Past or future, it’s all about the story.

I’ve written eight historical novels. Nine, if you count the one that my publisher is currently reading. Even more if you count the manuscripts languishing on my hard drive.

But my next book, PSYCHOTOPIA, is set in the future. You could even describe it as science fiction.

Maybe I need to explain myself.

Why have I made the change? And what are the differences between writing in the two genres?

I love writing historical fiction.

I love the process of absorbing myself in a particular period, reading everything I can about it, looking at old photographs, maps, and illustrations; imagining myself into a time before I was born.

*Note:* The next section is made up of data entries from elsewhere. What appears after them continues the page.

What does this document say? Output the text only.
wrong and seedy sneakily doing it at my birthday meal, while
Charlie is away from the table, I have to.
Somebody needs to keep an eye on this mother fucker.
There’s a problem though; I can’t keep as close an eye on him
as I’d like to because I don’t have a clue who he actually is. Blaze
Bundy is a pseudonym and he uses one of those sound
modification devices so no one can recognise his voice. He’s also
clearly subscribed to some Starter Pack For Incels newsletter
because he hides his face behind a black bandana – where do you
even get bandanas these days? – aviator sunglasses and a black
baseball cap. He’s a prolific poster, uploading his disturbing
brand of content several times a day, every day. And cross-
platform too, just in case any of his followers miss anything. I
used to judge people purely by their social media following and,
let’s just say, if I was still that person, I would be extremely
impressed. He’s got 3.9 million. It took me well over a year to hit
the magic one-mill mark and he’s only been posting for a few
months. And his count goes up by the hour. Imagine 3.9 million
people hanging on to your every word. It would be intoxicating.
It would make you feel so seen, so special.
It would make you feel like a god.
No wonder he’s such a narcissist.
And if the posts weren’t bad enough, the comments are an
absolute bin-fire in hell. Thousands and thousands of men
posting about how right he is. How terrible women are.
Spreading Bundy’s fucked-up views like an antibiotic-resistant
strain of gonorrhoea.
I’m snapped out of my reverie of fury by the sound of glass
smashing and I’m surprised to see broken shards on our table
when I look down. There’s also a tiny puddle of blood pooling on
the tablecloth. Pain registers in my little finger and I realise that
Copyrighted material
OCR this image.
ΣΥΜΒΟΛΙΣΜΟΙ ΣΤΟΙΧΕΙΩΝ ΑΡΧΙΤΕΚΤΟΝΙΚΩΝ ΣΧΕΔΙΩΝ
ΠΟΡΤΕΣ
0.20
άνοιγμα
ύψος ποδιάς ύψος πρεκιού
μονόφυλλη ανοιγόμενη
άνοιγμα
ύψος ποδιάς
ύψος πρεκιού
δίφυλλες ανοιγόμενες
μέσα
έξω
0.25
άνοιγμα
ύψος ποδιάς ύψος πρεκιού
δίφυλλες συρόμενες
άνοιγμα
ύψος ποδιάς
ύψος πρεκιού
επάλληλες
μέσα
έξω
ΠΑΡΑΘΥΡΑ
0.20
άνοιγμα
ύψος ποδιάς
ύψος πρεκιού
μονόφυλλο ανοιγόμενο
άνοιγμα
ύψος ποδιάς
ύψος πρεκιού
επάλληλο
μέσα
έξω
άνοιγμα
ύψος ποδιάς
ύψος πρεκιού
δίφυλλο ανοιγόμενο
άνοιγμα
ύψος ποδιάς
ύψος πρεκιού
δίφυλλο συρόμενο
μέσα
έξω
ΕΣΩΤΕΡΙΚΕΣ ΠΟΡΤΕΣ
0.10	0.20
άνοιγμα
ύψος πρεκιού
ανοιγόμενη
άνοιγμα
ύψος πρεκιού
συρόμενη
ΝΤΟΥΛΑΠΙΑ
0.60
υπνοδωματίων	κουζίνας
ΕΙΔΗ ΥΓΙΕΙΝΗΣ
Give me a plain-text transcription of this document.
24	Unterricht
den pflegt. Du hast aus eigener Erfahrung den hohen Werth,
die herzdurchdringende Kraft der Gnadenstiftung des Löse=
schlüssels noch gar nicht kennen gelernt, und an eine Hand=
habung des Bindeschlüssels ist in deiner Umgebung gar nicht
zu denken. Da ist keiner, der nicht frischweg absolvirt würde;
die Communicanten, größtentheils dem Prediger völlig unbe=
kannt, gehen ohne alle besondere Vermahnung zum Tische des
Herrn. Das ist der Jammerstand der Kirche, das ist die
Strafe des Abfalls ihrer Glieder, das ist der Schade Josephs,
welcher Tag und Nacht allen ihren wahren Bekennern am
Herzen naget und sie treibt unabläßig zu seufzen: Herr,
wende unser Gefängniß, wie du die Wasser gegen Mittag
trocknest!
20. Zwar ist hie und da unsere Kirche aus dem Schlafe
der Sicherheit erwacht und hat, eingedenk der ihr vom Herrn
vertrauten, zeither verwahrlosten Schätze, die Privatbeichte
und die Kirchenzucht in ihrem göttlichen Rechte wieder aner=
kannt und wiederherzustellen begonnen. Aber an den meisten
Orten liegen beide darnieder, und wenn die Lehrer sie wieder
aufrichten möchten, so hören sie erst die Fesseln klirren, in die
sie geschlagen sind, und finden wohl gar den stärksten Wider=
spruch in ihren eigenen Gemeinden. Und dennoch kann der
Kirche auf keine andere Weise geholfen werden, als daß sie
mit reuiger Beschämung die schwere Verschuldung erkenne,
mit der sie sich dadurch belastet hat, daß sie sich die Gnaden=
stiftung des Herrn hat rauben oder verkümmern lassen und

For me, it’s part of being human. It’s a way of exploring my own identity, what has made me who I am. It’s also a way of establishing kinship with the people who came before me, even if they are not my direct ancestors.

I’m not a historian, and I’m pretty sure any self-respecting historian would thoroughly disapprove of my ‘method’. (Spoiler alert: I don’t have one.)

The fact is I’m not actually looking to discover the specific, literal truth about what happened at a particular moment in the past. I’m simply trying to use the past as a springboard for a story.

Basically, I’m creating works of the imagination.

The past makes me think of stories that I want to tell. Because the past stokes my imagination like nothing else.

My hope is that my story will be consistent with the spirit of the time in which it is set. But more than anything, I want to pull readers into a story that seems real and alive and present to them. The now of the story is thing that matters to me. That’s where all the research comes in. It gives me the confidence to imagine. Or to put it another way, it provides me with the fabric I need to create my fictional world.

So why have I turned my back on the past?

In favour of writing a book that could be described as science fiction, set in a dystopian near future?

Reason one is because I reserve the right to write any kind of story I like, set whenever and wherever I like. There are no boundaries on the imagination.

The imagination is a free agent.

It goes where it wants to go. I just run after it making notes.

Reason two is because writing a book set in the future is in some ways like taking a holiday for me. There is always the danger with writing historical novels that someone will challenge some aspect of what you’ve written by saying, no it wasn’t like that then. You’ve got it wrong.

When it comes to the future, nobody knows.

So my vision of the future is as valid as anyone else’s, I would argue. So it’s liberating in that way too.

Reason three is that actually the process isn’t that different. The skills I’ve learnt writing historical novels – reimagining a world that once existed – stand me in surprisingly good stead for writing science fiction – imagining a world that doesn’t yet exist.

Instead of being inspired and fuelled by my research into the past, this story came as a reaction to my own direct experience of the crazy present we are living through.

To me, that’s the interesting thing about both historical fiction and science fiction. (And the reason, incidentally, that most historians’ beef with historical fiction is misguided.) Because both, ultimately, always, are more about the age they are written in as about the period they are ostensibly written about. That’s the whole point!

Works of fiction – whether historical, contemporary or futuristic – are prisms.

They’re prisms through which we see ourselves. (So maybe that makes them a strange combination of prism and mirror?) To throw in a couple more analogies, they’re also a dizzying mixture of conjuring trick and high wire act. A conjuring trick you do while unicycling along a tightrope.

Maybe the research I do when I’m writing historical fiction is my safety net. In writing this new book, it feels like someone took the safety net away.

Oh, and one more thing.

Writing this book doesn’t mean I’ve turned my back on historical fiction for good. In fact, as I mentioned above, the book after PSYCHOTOPIA will be another in my Silas Quinn series of historical mysteries.

As for the book after that, it all depends where my runaway imagination leads me.